Nel primo giorno di ritrovata zona bianca, con i contagi finalmente a picco, gli sposi possono ora guardare avanti con ritrovata serenità. Il loro resta però pur sempre un matrimonio nell’era del Covid, e così gli ospiti della cerimonia avranno bisogno del green pass. Lo si ottiene già dopo la prima dose del vaccino, il certificato è disponibile a partire dal 15esimo giorno successivo all’inoculazione, mentre a chi ha già ricevuto entrambe le dosi il certificato viene rilasciato immediatamente. Gli invitati che hanno avuto il Covid e sono guariti possono richiedere il green pass in ospedale o, in alternativa, al medico curante. La terza via per ottenere il certificato è invece quella di fare un tampone (antigenico, molecolare o salivare) nelle 48 ore precedenti. Esclusi dall’obbligo i bambini sotto i 2 anni.
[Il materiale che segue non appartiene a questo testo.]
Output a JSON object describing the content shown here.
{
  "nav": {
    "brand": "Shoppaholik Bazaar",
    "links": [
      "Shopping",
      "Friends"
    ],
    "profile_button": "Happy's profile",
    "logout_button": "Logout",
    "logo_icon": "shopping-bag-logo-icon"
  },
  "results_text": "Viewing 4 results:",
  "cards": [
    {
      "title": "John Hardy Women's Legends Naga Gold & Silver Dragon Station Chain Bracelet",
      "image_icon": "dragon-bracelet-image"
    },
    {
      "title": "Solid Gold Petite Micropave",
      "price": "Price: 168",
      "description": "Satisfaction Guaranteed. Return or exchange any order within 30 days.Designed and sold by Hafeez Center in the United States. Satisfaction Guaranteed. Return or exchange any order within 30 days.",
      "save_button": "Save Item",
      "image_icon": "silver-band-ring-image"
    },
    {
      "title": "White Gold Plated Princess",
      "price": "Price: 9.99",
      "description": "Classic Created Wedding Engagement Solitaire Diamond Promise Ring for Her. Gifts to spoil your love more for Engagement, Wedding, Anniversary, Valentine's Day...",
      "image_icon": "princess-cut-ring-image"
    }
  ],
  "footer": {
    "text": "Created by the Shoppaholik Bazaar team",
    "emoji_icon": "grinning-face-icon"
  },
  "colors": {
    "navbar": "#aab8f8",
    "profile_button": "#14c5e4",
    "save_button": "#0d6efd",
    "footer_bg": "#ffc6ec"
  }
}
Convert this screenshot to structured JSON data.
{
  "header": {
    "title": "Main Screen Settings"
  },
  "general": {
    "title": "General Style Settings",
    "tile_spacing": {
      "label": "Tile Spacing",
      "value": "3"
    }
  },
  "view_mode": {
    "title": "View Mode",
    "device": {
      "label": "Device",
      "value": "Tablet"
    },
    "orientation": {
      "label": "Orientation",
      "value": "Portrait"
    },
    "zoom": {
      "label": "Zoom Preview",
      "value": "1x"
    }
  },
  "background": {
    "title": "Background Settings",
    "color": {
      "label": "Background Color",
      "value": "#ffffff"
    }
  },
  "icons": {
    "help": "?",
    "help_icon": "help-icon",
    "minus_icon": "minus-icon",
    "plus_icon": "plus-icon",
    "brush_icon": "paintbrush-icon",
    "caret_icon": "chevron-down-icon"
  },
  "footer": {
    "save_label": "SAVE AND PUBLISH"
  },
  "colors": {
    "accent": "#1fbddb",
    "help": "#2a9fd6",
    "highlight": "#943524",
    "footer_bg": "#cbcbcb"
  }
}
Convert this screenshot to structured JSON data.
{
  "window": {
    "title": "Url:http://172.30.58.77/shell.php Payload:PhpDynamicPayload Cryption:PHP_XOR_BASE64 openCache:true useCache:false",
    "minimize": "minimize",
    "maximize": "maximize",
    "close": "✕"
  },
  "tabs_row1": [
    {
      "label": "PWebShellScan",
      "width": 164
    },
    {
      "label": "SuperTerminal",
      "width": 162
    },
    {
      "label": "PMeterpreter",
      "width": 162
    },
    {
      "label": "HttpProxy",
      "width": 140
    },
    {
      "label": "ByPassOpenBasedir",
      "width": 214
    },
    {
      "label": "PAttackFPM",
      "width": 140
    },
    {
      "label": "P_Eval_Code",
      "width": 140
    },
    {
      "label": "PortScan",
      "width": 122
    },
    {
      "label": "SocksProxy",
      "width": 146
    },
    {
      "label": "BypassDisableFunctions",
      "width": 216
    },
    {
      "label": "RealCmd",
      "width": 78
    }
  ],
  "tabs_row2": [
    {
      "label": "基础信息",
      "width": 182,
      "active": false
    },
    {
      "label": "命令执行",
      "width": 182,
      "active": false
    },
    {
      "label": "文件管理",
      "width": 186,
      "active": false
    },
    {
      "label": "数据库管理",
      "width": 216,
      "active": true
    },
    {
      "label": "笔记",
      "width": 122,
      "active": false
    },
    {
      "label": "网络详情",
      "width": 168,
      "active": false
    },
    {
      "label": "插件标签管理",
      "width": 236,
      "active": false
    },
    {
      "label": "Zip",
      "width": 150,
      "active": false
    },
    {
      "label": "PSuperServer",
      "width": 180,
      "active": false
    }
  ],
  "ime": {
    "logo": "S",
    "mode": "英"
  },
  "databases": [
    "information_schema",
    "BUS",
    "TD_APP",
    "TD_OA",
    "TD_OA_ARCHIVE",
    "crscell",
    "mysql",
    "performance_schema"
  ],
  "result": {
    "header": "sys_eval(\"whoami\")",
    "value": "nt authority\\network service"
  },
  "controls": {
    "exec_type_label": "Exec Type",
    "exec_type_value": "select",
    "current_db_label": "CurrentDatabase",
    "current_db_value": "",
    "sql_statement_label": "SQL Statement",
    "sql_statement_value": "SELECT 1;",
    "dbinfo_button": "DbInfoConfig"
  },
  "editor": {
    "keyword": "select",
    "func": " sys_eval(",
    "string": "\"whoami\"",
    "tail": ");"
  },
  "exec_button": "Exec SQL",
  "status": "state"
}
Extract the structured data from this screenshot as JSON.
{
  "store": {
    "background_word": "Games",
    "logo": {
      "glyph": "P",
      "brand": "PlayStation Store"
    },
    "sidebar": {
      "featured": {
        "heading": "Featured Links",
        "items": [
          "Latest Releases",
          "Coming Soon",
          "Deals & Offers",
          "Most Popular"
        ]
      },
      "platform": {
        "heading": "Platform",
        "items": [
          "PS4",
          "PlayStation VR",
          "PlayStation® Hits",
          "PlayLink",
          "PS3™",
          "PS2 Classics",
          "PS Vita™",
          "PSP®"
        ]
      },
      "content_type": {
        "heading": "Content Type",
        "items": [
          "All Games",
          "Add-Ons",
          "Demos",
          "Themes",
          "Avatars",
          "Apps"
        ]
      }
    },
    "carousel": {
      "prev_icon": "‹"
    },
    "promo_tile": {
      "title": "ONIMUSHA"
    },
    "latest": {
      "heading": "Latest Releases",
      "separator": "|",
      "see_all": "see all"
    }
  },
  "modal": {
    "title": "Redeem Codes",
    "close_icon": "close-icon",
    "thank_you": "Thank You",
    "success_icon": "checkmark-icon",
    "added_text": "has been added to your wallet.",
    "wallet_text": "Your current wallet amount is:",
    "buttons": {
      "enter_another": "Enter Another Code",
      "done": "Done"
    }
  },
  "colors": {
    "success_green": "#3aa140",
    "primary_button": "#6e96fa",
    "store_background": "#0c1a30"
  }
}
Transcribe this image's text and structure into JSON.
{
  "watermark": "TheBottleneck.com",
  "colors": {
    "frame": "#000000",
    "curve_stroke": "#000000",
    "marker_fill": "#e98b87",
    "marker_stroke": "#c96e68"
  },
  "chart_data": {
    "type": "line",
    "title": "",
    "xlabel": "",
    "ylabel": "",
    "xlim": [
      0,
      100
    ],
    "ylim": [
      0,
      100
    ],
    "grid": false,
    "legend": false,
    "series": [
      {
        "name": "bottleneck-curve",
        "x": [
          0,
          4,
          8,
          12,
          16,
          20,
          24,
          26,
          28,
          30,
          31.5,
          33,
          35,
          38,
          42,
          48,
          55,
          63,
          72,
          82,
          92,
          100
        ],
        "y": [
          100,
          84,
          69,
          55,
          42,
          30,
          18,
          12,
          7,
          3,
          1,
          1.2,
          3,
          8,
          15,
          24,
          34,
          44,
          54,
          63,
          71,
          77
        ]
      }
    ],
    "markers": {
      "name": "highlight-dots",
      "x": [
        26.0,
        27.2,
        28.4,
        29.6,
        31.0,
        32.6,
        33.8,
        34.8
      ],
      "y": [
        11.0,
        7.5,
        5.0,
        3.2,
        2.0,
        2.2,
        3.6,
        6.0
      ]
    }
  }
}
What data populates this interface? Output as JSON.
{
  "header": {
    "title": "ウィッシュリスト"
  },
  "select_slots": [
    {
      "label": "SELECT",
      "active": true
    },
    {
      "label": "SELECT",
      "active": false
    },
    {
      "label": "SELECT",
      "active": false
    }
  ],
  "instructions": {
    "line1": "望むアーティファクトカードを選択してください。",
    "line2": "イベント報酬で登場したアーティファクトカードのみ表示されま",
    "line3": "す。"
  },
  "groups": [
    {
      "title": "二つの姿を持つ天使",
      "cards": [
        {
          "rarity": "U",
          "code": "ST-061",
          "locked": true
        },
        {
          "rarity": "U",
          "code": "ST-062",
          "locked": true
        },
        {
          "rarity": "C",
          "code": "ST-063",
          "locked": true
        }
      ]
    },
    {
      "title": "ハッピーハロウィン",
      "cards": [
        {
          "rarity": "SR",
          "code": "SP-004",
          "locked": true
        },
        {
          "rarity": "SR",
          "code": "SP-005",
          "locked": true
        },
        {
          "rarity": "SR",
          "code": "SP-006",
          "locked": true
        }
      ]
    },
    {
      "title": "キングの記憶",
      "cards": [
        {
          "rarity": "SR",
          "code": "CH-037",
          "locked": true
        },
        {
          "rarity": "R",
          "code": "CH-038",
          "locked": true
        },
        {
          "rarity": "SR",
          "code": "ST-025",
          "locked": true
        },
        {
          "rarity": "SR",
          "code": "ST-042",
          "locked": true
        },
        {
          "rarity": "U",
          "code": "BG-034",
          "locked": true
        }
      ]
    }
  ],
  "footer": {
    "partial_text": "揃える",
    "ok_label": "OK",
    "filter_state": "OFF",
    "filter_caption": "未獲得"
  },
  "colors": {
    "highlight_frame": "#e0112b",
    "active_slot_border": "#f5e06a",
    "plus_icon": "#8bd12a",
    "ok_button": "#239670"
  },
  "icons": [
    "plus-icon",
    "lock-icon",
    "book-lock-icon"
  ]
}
«Per fortuna la campagna di vaccinazione sta andando spedita», dicono gli sposi, «il nostro sarà un matrimonio Covid free, con tutti i presenti vaccinati. Per una quindicina di parenti abbiamo persino prenotato noi il vaccino». Insomma, gli sposi sono diventati sponsor attivi della campagna vaccinale. «Alla fine siamo contenti anche così», concludono Stefania e Alessandro, «le strutture a cui ci siamo rivolti non hanno aumentato i prezzi e la gente ha più voglia di tornare a festeggiare un evento lieto. L’unica cosa è che abbiamo deciso di rinunciare al viaggio di nozze all’estero. Poco male: l’Italia è bellissima e siamo contenti di poter contribuire al sostegno della nostra economia in un momento difficile».